Set in contemporary Bombay, Umrigar’s second novel (Bombay Time, 2001) is an affecting portrait of a woman and her maid, whose lives, despite class disparity, are equally heartbreaking.
Though Bhima has worked for the Dubash family for decades and is coyly referred to as “one of the family,” she nonetheless is forbidden from sitting on the furniture and must use her own utensils while eating. For years, Sera blamed these humiliating boundaries on her husband Feroz, but now that he’s dead and she’s lady of the house, the two women still share afternoon tea and sympathy with Sera perched on a chair and Bhima squatting before her. Bhima is grateful for Sera, for the steady employment, for what she deems friendship and, mostly, for the patronage Sera shows Bhima’s granddaughter Maya. Orphaned as a child when her parents died of AIDS, Bhima raised Maya and Sera saw to her education.
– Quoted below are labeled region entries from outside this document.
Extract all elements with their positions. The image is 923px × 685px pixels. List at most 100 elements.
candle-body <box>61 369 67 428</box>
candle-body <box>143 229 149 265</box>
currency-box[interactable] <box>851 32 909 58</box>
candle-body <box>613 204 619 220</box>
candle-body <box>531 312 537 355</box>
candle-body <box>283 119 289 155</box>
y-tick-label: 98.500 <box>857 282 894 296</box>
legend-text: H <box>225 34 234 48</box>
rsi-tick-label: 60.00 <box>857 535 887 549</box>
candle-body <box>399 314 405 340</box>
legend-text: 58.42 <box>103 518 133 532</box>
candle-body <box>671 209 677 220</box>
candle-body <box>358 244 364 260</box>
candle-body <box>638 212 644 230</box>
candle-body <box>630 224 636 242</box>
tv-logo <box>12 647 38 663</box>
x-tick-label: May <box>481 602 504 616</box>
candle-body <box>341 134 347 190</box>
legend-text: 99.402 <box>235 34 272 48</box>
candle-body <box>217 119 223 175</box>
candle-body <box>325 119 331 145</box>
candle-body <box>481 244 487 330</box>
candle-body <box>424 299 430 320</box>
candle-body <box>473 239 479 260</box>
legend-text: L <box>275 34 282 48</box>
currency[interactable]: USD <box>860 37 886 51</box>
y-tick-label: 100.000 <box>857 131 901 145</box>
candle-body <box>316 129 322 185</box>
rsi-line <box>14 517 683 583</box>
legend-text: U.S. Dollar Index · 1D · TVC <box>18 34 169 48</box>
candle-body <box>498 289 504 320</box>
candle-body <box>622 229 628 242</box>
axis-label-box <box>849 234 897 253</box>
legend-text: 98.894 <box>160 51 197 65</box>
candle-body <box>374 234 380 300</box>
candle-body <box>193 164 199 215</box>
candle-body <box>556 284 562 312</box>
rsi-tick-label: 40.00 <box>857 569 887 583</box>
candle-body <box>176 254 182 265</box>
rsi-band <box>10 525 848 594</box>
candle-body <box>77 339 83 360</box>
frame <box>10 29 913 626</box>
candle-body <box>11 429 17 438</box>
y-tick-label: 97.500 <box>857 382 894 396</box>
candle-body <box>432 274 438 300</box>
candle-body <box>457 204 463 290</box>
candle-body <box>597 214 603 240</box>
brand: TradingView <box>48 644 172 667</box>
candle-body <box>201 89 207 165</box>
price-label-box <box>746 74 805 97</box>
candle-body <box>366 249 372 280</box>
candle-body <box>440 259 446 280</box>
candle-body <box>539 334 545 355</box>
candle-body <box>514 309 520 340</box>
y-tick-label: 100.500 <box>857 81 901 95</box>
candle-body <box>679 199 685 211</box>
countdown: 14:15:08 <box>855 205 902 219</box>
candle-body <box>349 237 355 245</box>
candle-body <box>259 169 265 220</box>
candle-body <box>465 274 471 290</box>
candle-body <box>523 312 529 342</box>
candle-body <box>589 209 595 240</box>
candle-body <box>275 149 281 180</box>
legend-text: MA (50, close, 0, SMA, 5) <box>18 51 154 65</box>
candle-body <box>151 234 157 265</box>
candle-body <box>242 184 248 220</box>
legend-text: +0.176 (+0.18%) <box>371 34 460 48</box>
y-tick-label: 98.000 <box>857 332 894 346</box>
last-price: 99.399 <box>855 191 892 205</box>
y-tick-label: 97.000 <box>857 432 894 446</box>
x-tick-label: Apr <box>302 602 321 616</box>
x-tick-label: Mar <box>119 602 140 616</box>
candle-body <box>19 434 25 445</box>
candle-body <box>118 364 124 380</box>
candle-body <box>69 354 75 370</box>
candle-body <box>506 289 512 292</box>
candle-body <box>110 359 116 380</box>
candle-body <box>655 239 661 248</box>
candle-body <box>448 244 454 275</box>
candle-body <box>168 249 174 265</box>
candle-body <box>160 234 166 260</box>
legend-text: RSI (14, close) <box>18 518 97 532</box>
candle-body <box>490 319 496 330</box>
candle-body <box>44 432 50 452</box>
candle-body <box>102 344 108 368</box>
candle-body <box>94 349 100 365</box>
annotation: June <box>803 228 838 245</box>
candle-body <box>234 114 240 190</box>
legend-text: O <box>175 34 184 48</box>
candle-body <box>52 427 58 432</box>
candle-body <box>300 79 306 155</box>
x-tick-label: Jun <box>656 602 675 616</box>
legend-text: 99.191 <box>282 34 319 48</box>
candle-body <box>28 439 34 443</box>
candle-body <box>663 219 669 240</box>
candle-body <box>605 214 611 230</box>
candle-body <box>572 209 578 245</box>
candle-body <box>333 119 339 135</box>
Now in college, Maya’s future is like a miracle to the illiterate Bhima—her degree will take them out of the oppressive Bombay slums, guaranteeing Maya a life away from servitude. But in a cruel mirror of Sera’s happiness—her only child Dinaz is expecting her first baby—Bhima finds that Maya is pregnant, has quit school and won’t name the child’s father. As the situation builds to a crisis point, both women reflect on the sorrows of their lives. While Bhima was born into a life of poverty and insurmountable obstacles, Sera’s privileged upbringing didn’t save her from a husband who beat her and a mother-in-law who tormented her. And while Bhima’s marriage begins blissfully, an industrial accident leaves her husband maimed and an alcoholic. He finally deserts her, but not before he bankrupts the family and kidnaps their son. Though Bhima and Sera believe they are mutually devoted, soon decades of confidences are thrown up against the far older rules of the class game.
A subtle, elegant analysis of class and power. Umrigar transcends the specifics of two Bombay women and creates a novel that quietly roars against tyranny.